AI Agents Drive Exposure of 29 Million Credentials

GitGuardian detected about 28.65 million new secrets exposed in public GitHub commits in 2025, a 34% year-over-year increase and the largest single-year jump recorded. The surge tracks with a +43% rise in public commits and a doubling of secret-leak rates in AI-assisted code; Claude Code-assisted commits leaked at 3.2% versus a 1.5% GitHub baseline. AI-service credentials rose 81% to 1,275,105, and secrets are proliferating faster than developer headcount, roughly 1.6x since 2021. The data shows credential sprawl concentrated in configuration files, CI pipelines, Docker images, and third-party integrations, driven by faster, less disciplined development workflows and weak governance for non-human identities. Practitioners must prioritize automated secret scanning, ephemeral credentials, least-privilege policies, and pipeline controls to stop rapid compromise.
What happened
GitGuardian detected 28,649,024 new secrets exposed in public GitHub commits during 2025, effectively about 29,000,000 leaked credentials and a 34% year-over-year increase. Public commits grew +43% YoY, and secret leak rates in AI-assisted commits ran roughly double the baseline; Claude Code-assisted commits leaked at 3.2% versus a 1.5% baseline. AI-service credential leaks rose 81% to 1,275,105, and overall secrets are expanding at roughly 1.6x the rate of active developers since 2021.
Technical details
The report singles out the rise of non-human identities (NHI)-service tokens, API keys, machine credentials and LLM platform keys-as the core problem. Exposures cluster in:
- •configuration files and MCP server docs recommending embedded credentials
- •CI/CD pipelines and container images where secrets persist across builds
- •developer commits, including AI-assisted commits that can auto-insert or propagate keys
- •third-party integrations and SaaS connectors that create long-lived tokens
AI-assisted coding increases velocity and pattern replication. Claude Code and similar assistants can surface or suggest credential-bearing snippets, and inexperienced developers may ignore warnings or explicitly prompt tools to include secrets. Traditional scanners miss many generic or obfuscated secrets and private repository leaks, and remediation workflows are falling behind the rate of new exposures.
Context and significance
This is not an isolated metric; it reflects a structural shift in identity topology for modern stacks. As teams adopt AI agents to orchestrate across LLM platforms, databases, cloud APIs, and SaaS, the number of NHIs rises and identity hygiene becomes a central security control point. The growth in commits and speed of delivery mean secrets now proliferate outside traditional human workflows, weakening assumptions built into legacy scanning and governance.
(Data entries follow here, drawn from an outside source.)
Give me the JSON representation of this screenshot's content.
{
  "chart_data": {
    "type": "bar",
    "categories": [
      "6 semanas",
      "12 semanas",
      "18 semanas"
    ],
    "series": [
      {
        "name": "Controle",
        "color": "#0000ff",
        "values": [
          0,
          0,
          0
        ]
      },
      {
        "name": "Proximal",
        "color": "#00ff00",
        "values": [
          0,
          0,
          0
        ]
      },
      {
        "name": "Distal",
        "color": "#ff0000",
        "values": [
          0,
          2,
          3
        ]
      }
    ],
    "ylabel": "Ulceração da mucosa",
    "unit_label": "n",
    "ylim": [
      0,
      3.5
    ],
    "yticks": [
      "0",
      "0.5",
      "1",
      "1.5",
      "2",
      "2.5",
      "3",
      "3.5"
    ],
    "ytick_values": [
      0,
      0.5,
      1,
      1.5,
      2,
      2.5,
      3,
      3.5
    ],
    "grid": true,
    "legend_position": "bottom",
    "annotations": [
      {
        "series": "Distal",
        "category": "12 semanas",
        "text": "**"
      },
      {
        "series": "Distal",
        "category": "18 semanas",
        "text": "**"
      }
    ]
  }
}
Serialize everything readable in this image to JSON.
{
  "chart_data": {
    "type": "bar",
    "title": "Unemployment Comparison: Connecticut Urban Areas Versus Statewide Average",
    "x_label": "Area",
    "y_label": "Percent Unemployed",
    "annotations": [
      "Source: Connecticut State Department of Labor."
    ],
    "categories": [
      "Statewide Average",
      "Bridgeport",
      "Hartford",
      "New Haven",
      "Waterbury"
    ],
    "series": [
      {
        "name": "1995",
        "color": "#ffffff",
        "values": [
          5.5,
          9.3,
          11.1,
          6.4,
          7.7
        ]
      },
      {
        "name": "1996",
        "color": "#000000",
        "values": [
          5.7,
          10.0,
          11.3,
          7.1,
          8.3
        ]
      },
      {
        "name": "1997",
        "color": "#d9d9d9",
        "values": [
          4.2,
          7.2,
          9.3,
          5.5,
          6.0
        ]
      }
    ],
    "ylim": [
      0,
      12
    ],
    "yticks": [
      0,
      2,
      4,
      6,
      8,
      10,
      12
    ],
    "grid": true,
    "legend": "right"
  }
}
For security and platform engineers, the practical implication is immediate: perimeter-focused controls and periodic scanning are insufficient. Identity-first controls, short-lived credentials, automated rotation, and pipeline-native scanning must become standard. Cloud providers and CI vendors need to expand ephemeral credential patterns and offer safer defaults for service integrations. Compliance and incident response will need to account for machine-to-machine compromise vectors rather than human credential theft alone.
What to watch
Enterprise security teams should track vendor responses from LLM and code-assistant providers, improvements in secret-scanning fidelity, and broader adoption of ephemeral token services and NHI governance frameworks. Expect product moves on pre-commit scanning, CI-integrated remediation gates, and stricter defaults on service-token creation.
Scoring Rationale
The report documents a broad, measurable increase in leaked credentials tied to AI-assisted development and NHI proliferation, creating a major operational security problem for practitioners. It is a widespread, high-impact issue but not a single novel technical breakthrough, so it rates as a major security story.